A team of international researchers discovered 112 genetic variants that may help predict a patient’s risk of developing glaucoma.1 The study, which was published in a recent issue of Nature Genetics, could lead to a genetics-based screening program, allowing patients to be identified as at risk for glaucoma as early as birth, researchers said in a press release.2
The study included 140,000 people drawn from the UK Biobank and EPIC-Norfolk. Since elevated intraocular pressure (IOP) is the most important risk factor for primary open-angle glaucoma (POAG), investigators performed tonometry and compared results with a DNA analysis for each patient. By comparing IOP with a genetic analysis of the many common, small DNA variations that contribute in any way to overall eye pressure, researchers identified 112 genetic variants in the patients with high pressure readings, including 68 novel genetic variants.

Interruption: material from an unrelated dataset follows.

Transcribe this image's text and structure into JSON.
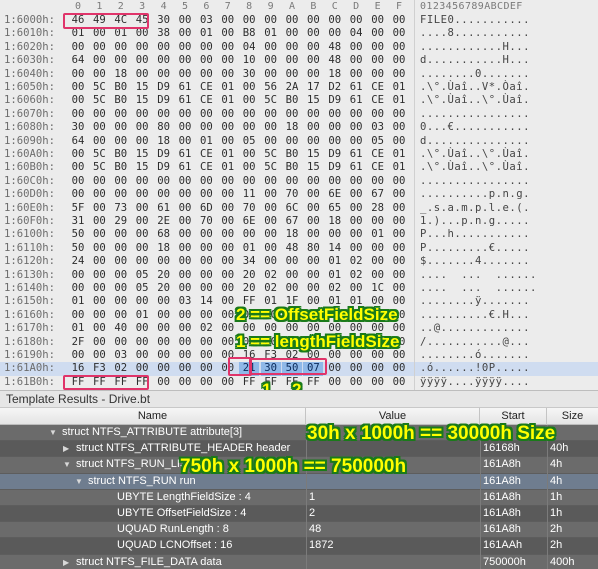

“These loci suggest a strong role for angiopoietin-receptor tyrosine kinase signaling, lipid metabolism, mitochondrial function and developmental processes underlying risk for elevated IOP,” researchers said.1
The genetic variations were able to predict whether someone might develop glaucoma with 75% accuracy.2
“Genetic-prediction models for POAG offer an opportunity to target screening and timely therapy to individuals most at risk,” the researchers said.1
|1. Khawaja AP, Cooke B, Wareham NJ, et al. Genome-wide analyses identify 68 new loci associated with intraocular pressure and improve risk prediction for primary open-angle glaucoma. Nat Genet. May 21, 2018. [Epub ahead of print].|
2. Researchers identify genetic variants that may predict glaucoma risk. May 21, 2018. www.ucl.ac.uk/news/news-articles/0518/210518-glaucoma-genetics. Accessed May 31, 2018.